To minimise the chance of wasting valuable time and resources on a false alarm, an X-band radar was deployed as part of a Miros OSD system and delivered to the facility.

The X-band radar was fitted on land, 20 m above ground level, in conjunction with the OSD system, giving it the capacity for monitoring and assessing numerous indicators at once.

'At the heart of this project was the need to prevent false alarms that can impact the plant’s operations and the reputation of its owners,' explains Rostad.

'We were able to use the water jets to calibrate the OSD system so that areas that could set off the system were blocked. Doing so reduced the chances of a mistake arising, while at the same time ensuring that if a leak did occur, it would be flagged within five minutes of appearing.

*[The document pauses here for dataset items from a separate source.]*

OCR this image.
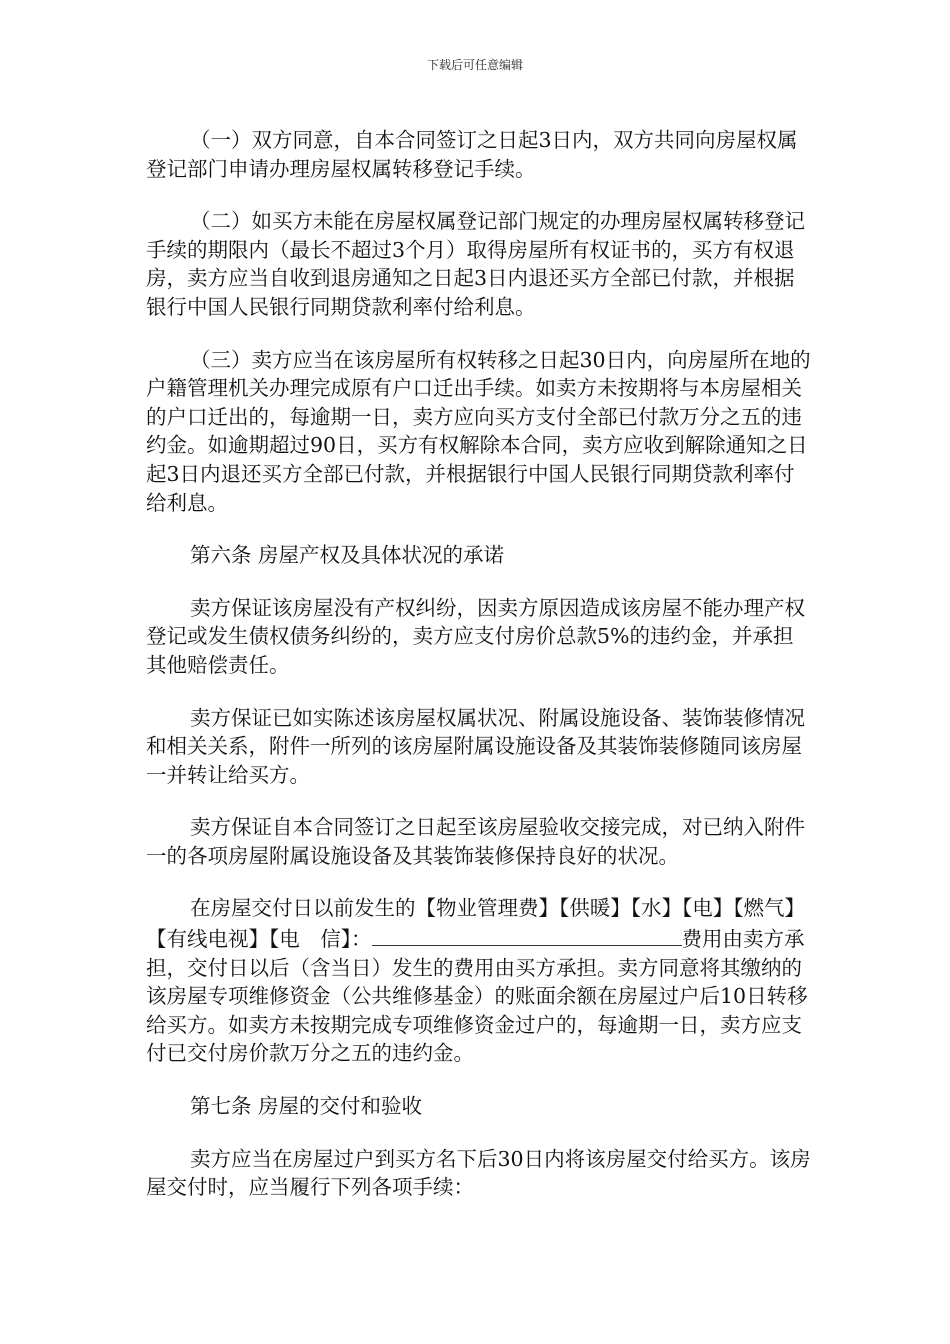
下载后可任意编辑

（一）双方同意，自本合同签订之日起3日内，双方共同向房屋权属登记部门申请办理房屋权属转移登记手续。

（二）如买方未能在房屋权属登记部门规定的办理房屋权属转移登记手续的期限内（最长不超过3个月）取得房屋所有权证书的，买方有权退房，卖方应当自收到退房通知之日起3日内退还买方全部已付款，并根据银行中国人民银行同期贷款利率付给利息。

（三）卖方应当在该房屋所有权转移之日起30日内，向房屋所在地的户籍管理机关办理完成原有户口迁出手续。如卖方未按期将与本房屋相关的户口迁出的，每逾期一日，卖方应向买方支付全部已付款万分之五的违约金。如逾期超过90日，买方有权解除本合同，卖方应收到解除通知之日起3日内退还买方全部已付款，并根据银行中国人民银行同期贷款利率付给利息。

第六条 房屋产权及具体状况的承诺

卖方保证该房屋没有产权纠纷，因卖方原因造成该房屋不能办理产权登记或发生债权债务纠纷的，卖方应支付房价总款5%的违约金，并承担其他赔偿责任。

卖方保证已如实陈述该房屋权属状况、附属设施设备、装饰装修情况和相关关系，附件一所列的该房屋附属设施设备及其装饰装修随同该房屋一并转让给买方。

卖方保证自本合同签订之日起至该房屋验收交接完成，对已纳入附件一的各项房屋附属设施设备及其装饰装修保持良好的状况。

在房屋交付日以前发生的【物业管理费】【供暖】【水】【电】【燃气】【有线电视】【电　信】：	费用由卖方承担，交付日以后（含当日）发生的费用由买方承担。卖方同意将其缴纳的该房屋专项维修资金（公共维修基金）的账面余额在房屋过户后10日转移给买方。如卖方未按期完成专项维修资金过户的，每逾期一日，卖方应支付已交付房价款万分之五的违约金。

第七条 房屋的交付和验收

卖方应当在房屋过户到买方名下后30日内将该房屋交付给买方。该房屋交付时，应当履行下列各项手续：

'Compared to the previous system, which involved analysing the water entering the plant through its reservoirs, this was a marked improvement, allowing for increased certainty and operational efficiency,' he adds.


Miros has real pedigree in this key area of sea-state monitoring, having created the first OSD system two decades ago.

Since then, the company has been behind the installation of the majority of OSD systems globally, something it continues to be at the forefront of.

But while Miros has and continues to be a leader in this regard, it is also clear that responsibility for protecting our oceans is incumbent upon all, particularly operators.

Rostad says: 'Many companies will invest in OSD systems because offshore regulations mean they have to; we think they should do it because they want to, while society expects everyone to be environmentally accountable.

All those involved in the maritime, oil and gas and renewables sectors should want to minimise the impact of operations on the environment, and safeguarding against oil spills is one of the best ways to do this.

It is a case of companies taking the initiative and getting ahead of the rules, rather than waiting for regulators to crack the whip.

If a company is told to put OSD in place for compliance purposes then it becomes a box ticking exercise and they are more likely to go for the cheapest system.

As the reliability, quality and effectiveness of the system was never the most important factor, upgrading or enhancing the OSD is sometimes impossible.

'But things are changing, and industry is increasingly seeing OSD as an asset, rather than simply a requirement. Radar-based systems mean regulators and operators can rest assured that any potential incidents will be flagged almost immediately, meaning they can take appropriate actions. For our part, Miros is working hand in hand with key customers to hone our OSD systems so that they can meet the changing needs of industry,' concludes Rostad.